I was sharing some memories about my grandpa Patton with you the other day. And as I was sitting by the heating stove at the cabin this morning watching the sun come with a cup of coffee and my thoughts about the past, I decided to share a few more. The house I remember was a four-room house with a porch across the front and down one side, the porch step was a large rock, and the well was on the side porch. You had to lower the this tube about three or four feet long and it was about four inches in diameter and when it was done to the water you pulled a cord that opened a trap door and the water would enter the tube, you released the cord and the lid closed you then pulled up the tube by the chain and pulley. You then swung the tube over your bucket pulled the cord and the water was released. If you where doing laundry or dishes you the put the water on the stove to heat it. Drinking water was in a bucket on the counter and a schoolhouse dipper was in it you simply got a drink and put the dipper back in the bucket for the next person. Tari cannot comprehend that everyone drank from the same container, as she is a city person. Anyway the house set in a little bottom in a narrow holler the garden was out in front of the house, as wells a couple of coon hounds tied to fifty five gallon drum dog house’s, and the tobacco field behind the house a small creek with a plank foot bridge ran down one side for about seventy five or eighty yards and then joined by a small creek that ran from the hillside and the outhouse sat on this creek. The inside of the house was very simple all the rooms had linoleum floors the kitchen had a table and chair that sat next to a window and the chest freezer sat at the end of the table next to the wall, and of course a refrigerator, stove and a Hoosier type cabinet and the ringer washer sat in a corner. In the center of the house was a coal burning pot belly stove, I can still hear the shaking of the grate in my mind still today just as if I had done it this morning and is has been thirty years.
Two bedrooms one small with a bed and the wardrobe, one large with to big beds. Each bed had a feather mattress and on big feather pillow that went across the bed and each with homemade quilts on them, and under the one big bed by the door that led out onto the front porch had a chamber pot under it. The living room had to couches a TV and a gun rack. The TV got two channels and the antenna sat up on the mountain, which brings me the story. Grandpa Uncle Bob and I wanted to watch the UK Basketball game but the signal was not very good so we had to adjust the antenna. With my grandpa on the couch locking at the TV my aunt Evelyn on the porch me about half up the mountain and Uncle Bob at the antenna. He moved it one-way and hollered at me how; that I then hollered how’s that to Evelyn she asked grandpa how’s that. He would a little more then Evelyn hollered a little more to me and then I hollered a little more to Bob. And this continued till the picture came in better, and this all was done in the dark of night, and there you have Appalachian remote control.

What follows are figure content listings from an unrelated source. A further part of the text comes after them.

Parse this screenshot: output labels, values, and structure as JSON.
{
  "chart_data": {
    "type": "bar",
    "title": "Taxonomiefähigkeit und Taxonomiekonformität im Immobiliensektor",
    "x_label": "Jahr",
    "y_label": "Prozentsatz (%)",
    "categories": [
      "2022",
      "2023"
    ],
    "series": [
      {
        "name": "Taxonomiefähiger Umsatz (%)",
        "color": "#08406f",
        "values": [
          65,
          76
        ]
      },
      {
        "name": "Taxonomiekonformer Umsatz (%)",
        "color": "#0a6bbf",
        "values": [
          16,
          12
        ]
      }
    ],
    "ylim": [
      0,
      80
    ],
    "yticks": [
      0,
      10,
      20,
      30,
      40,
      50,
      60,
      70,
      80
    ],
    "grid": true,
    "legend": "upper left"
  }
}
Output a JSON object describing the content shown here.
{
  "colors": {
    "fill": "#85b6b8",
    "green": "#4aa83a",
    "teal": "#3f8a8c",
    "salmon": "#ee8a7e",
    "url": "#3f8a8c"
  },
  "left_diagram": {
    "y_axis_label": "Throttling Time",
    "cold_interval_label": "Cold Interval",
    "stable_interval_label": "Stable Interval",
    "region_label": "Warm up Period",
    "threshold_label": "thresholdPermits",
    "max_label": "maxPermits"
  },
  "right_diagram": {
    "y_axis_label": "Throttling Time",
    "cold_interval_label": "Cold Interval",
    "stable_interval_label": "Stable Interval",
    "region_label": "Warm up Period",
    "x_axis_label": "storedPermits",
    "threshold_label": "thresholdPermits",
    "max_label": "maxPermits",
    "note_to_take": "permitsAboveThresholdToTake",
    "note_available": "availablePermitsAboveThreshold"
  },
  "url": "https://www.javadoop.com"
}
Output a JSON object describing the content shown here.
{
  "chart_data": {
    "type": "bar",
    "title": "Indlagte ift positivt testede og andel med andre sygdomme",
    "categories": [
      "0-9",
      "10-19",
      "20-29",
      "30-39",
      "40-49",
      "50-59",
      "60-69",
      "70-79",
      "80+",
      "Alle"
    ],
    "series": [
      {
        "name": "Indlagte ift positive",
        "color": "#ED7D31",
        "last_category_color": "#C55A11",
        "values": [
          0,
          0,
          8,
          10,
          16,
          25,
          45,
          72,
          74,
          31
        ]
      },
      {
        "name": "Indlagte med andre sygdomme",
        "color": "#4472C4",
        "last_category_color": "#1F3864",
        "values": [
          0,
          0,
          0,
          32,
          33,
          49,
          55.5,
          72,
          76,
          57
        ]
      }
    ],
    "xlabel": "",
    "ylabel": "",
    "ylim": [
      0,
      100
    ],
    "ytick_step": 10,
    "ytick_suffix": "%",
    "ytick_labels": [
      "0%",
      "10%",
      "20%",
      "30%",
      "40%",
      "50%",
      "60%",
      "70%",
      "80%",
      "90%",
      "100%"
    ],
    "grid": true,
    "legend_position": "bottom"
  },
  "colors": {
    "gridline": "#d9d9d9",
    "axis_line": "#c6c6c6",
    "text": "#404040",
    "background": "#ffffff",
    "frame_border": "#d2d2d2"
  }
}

My grandpa had a couple of heart attachs before he passed away, on the first one he had I to laugh as the ambulance drivers told my uncle Bob and mom that the whole time they were taking him to hospital and working all he kept asking was he much he owed them for the ride. When he was in the hospital in intensive care mom and I was allowed to go in and visit for a few minutes. And in the room was this mountain of a man in this bed with all of these wire hooked to him they had to shave parts of his chest to attach them. And at some time during our visit he looked over at me with sorrow in eyes and said “ Branson what ever you do don’t let them hook those jumper cables to you”. I will never forget that day.